The air carries a faint sweetness along the South Platte, where narrowleaf willows line the water's edge in dense stands. Their slender branches hold clusters of pale yellow catkins, each one heavy with pollen that dusts your fingers if you brush against them. The morning light catches these flower spikes like tiny lanterns, and the sound of running water mixes with a deeper hum.
Narrowleaf willow (Salix exigua) releases its pollen now, in late spring, when the days have warmed but the nights still hold coolness. These willows are dioecious, meaning individual trees produce either male or female flowers, never both. The male trees bear the showy catkins that release clouds of yellow pollen into the air. Female trees hold smaller, greener catkins that will develop into the cotton-like seeds that drift on summer breezes. This separation means the willows depend entirely on others to move pollen between trees. They have evolved not for wind pollination, as many assume, but for insects.

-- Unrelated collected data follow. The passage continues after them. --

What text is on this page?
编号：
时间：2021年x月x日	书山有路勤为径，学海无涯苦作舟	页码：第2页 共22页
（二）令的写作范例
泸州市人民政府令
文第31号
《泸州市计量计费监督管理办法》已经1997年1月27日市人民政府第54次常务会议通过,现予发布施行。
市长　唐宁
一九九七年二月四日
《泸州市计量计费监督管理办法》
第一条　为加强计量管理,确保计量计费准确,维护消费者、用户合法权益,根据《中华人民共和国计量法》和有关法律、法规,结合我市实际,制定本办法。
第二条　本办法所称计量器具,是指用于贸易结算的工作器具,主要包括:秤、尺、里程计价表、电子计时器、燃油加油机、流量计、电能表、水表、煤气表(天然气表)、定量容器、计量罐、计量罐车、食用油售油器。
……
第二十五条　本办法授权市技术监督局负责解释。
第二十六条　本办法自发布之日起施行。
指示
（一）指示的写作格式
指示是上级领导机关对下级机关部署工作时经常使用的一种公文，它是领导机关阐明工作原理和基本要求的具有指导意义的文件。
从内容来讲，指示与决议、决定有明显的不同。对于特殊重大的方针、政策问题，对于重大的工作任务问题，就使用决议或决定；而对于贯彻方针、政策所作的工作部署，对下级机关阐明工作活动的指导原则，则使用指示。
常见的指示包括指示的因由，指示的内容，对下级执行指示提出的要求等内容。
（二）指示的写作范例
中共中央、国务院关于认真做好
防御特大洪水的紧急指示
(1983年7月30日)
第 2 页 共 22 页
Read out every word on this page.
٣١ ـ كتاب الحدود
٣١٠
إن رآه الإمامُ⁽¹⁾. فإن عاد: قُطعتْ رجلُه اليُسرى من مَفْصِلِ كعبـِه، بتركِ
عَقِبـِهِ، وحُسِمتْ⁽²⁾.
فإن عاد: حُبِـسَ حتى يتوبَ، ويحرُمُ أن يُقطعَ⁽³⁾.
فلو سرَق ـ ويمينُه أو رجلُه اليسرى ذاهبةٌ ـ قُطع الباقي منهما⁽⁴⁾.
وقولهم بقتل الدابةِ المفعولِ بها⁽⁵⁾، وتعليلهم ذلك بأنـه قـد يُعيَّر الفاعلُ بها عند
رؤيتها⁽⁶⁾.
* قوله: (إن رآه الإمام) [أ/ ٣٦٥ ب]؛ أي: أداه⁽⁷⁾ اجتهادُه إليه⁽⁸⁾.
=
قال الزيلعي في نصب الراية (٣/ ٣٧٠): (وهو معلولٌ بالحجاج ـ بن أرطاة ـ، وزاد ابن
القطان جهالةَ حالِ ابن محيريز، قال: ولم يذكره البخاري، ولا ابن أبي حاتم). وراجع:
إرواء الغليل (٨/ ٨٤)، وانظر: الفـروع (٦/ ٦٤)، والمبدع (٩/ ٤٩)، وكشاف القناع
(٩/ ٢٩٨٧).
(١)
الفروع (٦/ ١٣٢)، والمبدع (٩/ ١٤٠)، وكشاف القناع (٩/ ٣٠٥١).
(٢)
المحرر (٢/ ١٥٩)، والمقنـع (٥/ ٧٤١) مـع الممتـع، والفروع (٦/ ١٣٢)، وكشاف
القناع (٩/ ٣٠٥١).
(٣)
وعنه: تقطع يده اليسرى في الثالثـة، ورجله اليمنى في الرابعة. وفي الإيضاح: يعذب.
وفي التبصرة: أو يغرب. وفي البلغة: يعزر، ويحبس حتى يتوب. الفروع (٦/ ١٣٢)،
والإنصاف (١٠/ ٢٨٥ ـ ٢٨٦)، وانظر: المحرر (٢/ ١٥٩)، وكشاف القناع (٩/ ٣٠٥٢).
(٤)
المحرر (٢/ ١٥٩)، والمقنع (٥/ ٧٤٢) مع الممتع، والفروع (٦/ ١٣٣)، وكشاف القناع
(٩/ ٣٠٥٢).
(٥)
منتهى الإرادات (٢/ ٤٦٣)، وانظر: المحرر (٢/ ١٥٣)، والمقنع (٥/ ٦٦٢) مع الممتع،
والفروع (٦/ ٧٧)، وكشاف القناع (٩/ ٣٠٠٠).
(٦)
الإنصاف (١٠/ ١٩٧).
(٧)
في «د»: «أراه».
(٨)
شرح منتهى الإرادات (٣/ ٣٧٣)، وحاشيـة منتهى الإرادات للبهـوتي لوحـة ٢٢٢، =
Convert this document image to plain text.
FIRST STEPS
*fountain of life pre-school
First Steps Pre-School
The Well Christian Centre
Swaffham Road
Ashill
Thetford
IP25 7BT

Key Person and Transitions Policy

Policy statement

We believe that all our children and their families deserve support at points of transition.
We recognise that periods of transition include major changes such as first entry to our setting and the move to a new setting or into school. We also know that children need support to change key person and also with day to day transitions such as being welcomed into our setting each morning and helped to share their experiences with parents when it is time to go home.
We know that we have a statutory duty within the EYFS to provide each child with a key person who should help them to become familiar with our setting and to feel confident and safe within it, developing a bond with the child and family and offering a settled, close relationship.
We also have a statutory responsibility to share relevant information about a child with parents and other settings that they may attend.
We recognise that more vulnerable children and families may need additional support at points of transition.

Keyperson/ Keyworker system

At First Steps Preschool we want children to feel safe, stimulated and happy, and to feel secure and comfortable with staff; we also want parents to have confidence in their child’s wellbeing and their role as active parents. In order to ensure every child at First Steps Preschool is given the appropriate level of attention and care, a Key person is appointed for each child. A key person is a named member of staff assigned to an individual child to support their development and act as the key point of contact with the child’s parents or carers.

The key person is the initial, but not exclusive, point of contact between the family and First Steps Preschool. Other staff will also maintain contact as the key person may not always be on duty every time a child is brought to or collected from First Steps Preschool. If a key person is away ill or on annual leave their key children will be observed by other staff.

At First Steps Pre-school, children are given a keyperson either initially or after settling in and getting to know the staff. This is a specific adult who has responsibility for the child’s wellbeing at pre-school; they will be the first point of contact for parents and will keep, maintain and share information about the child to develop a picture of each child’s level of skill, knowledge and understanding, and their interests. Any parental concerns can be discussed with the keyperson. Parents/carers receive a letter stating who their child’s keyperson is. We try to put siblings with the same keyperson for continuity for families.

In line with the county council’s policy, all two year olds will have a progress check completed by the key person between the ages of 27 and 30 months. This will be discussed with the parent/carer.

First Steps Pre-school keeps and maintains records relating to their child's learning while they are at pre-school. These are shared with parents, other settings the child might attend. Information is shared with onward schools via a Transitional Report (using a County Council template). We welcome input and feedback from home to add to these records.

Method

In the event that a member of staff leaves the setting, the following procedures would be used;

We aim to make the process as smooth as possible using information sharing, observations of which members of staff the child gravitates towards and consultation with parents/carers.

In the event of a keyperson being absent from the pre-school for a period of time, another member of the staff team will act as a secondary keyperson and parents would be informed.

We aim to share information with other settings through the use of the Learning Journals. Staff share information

The hum grows louder as you approach the flowering branches. Golden Northern Bumble Bees (Bombus fervidus) work the catkins methodically, their bodies coated in yellow dust. These threatened native bees emerge from winter dormancy precisely when the willows bloom, a synchrony refined over thousands of springs. The queens, heavy with eggs, need protein-rich pollen to develop their ovaries and establish new colonies. Worker bees gather both pollen and nectar, packing the pollen into specialized baskets on their hind legs. Nevada Bumble Bees (Bombus nevadensis) join them, smaller but equally determined, their black bodies striped with yellow bands that distinguish them from their golden cousins. Both species have declined dramatically across Colorado, making their presence here along the South Platte increasingly precious.
The willows offer abundant rewards. A single male catkin can produce millions of pollen grains, and each tree bears hundreds of catkins. The nectar flows freely in the cool morning hours, before the heat of midday slows production. The bees visit flower after flower, inadvertently carrying pollen between male and female trees. This relationship benefits both partners: the bees gain the season's first major nectar and pollen source, while the willows achieve the cross-pollination necessary for genetic diversity in their offspring. The timing is critical. Too early, and late frosts can damage the flowers. Too late, and the bees have moved on to other blooming plants. But when the synchrony holds, as it does this morning, the partnership flourishes. The invasive Western Honey Bees (Apis mellifera) also work these flowers, but they lack the specialized relationship that native bees have developed with native willows over evolutionary time.
Close your eyes and listen to the layers of sound: water moving over stones, leaves rustling in the breeze that carries the scent of willow pollen, and underneath it all, the steady drone of bees at work. When you open them, watch how the morning light illuminates each grain of pollen as it transfers from flower to bee to flower, a exchange as old as this riparian corridor itself.